The Subsequent Offering will be carried out pursuant to an authorization to increase the share capital held by the Board and with a two-week subscription period expected to expire on or about the date of the EGM.

* * *

For further information, please contact Espen Kvale, CEO, telephone +47 9162 8092.

Aqua Bio Technology (ABT) is developing and commercializing sustainable biotechnology for use in skin care products. ABT's cosmetics ingredients are highly effective and they provide the cosmetics industry with natural alternatives to traditional ingredients. ABT is also marketing and distributing natural skin care products developed by partners towards consumers and professional users.  ABT's focus on commercialization and development of natural ingredients and natural skin care products has been, and will continue to be, an important part of the company's strategy going forward. Aqua Bio Technology is listed on the Axess market of the Oslo Stock Exchange.

This information is subject to the disclosure requirements pursuant to section 5-12 of the Norwegian Securities Trading Act.

IMPORTANT INFORMATION
This announcement is not an offer to sell or a solicitation of offers to purchase or subscribe for shares. Copies of this announcement may not be sent to jurisdictions, or distributed in or sent from jurisdictions, in which this is barred or prohibited by law. The information contained herein shall not constitute an offer to sell or the solicitation of an offer to buy, in any jurisdiction in which such offer or solicitation would be unlawful absent registration, or an exemption from registration or qualification under the securities laws of any jurisdiction.

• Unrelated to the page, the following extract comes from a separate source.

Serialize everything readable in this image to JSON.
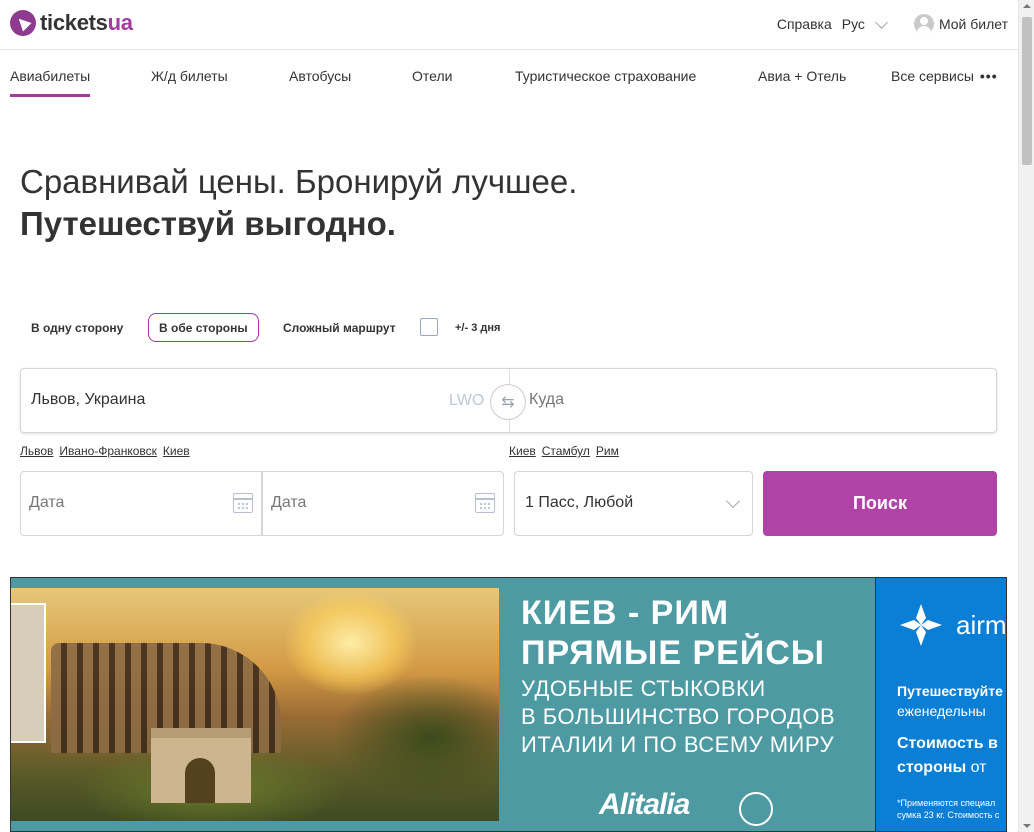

This document is not for publication or distribution in, directly or indirectly, Australia, Canada, Japan, Hong Kong or the United States or any other jurisdiction in which such release, publication or distribution would be unlawful, and it does not constitute an offer or invitation to subscribe for or purchase any securities in such countries or in any other jurisdiction. In particular, the document and the information contained herein should not be distributed or otherwise transmitted into the United States or to publications with a general circulation in the United States of America.

This announcement is not an offer for sale of securities in the United States. Securities may not be offered or sold in the United States absent registration with the United States Securities and Exchange Commission or an exemption from registration under the U.S. Securities Act of 1933, as amended (the "Securities Act"). The Company does not intend to register any part of the offering in the United States or to conduct a public offering in the United States of the shares to which this document relates.

This announcement is for information purposes only and is not to be relied upon in substitution for the exercise of independent judgment. It is not intended as investment advice and under no circumstances is it to be used or considered as an offer to sell, or a solicitation of an offer to buy any securities or a recommendation to buy or sell any securities of the Company.

This announcement and any materials distributed in connection with this announcement may contain certain forward-looking statements. By their nature, forward-looking statements involve risk and uncertainty because they reflect current expectations and assumptions as to future events and circumstances that may not prove accurate. A number of material factors could cause actual results and developments to differ materially from those expressed or implied by these forward-looking statements.

The Company expressly disclaims any obligation or undertaking to update, review or revise any statement contained in this announcement whether as a result of new information, future developments or otherwise.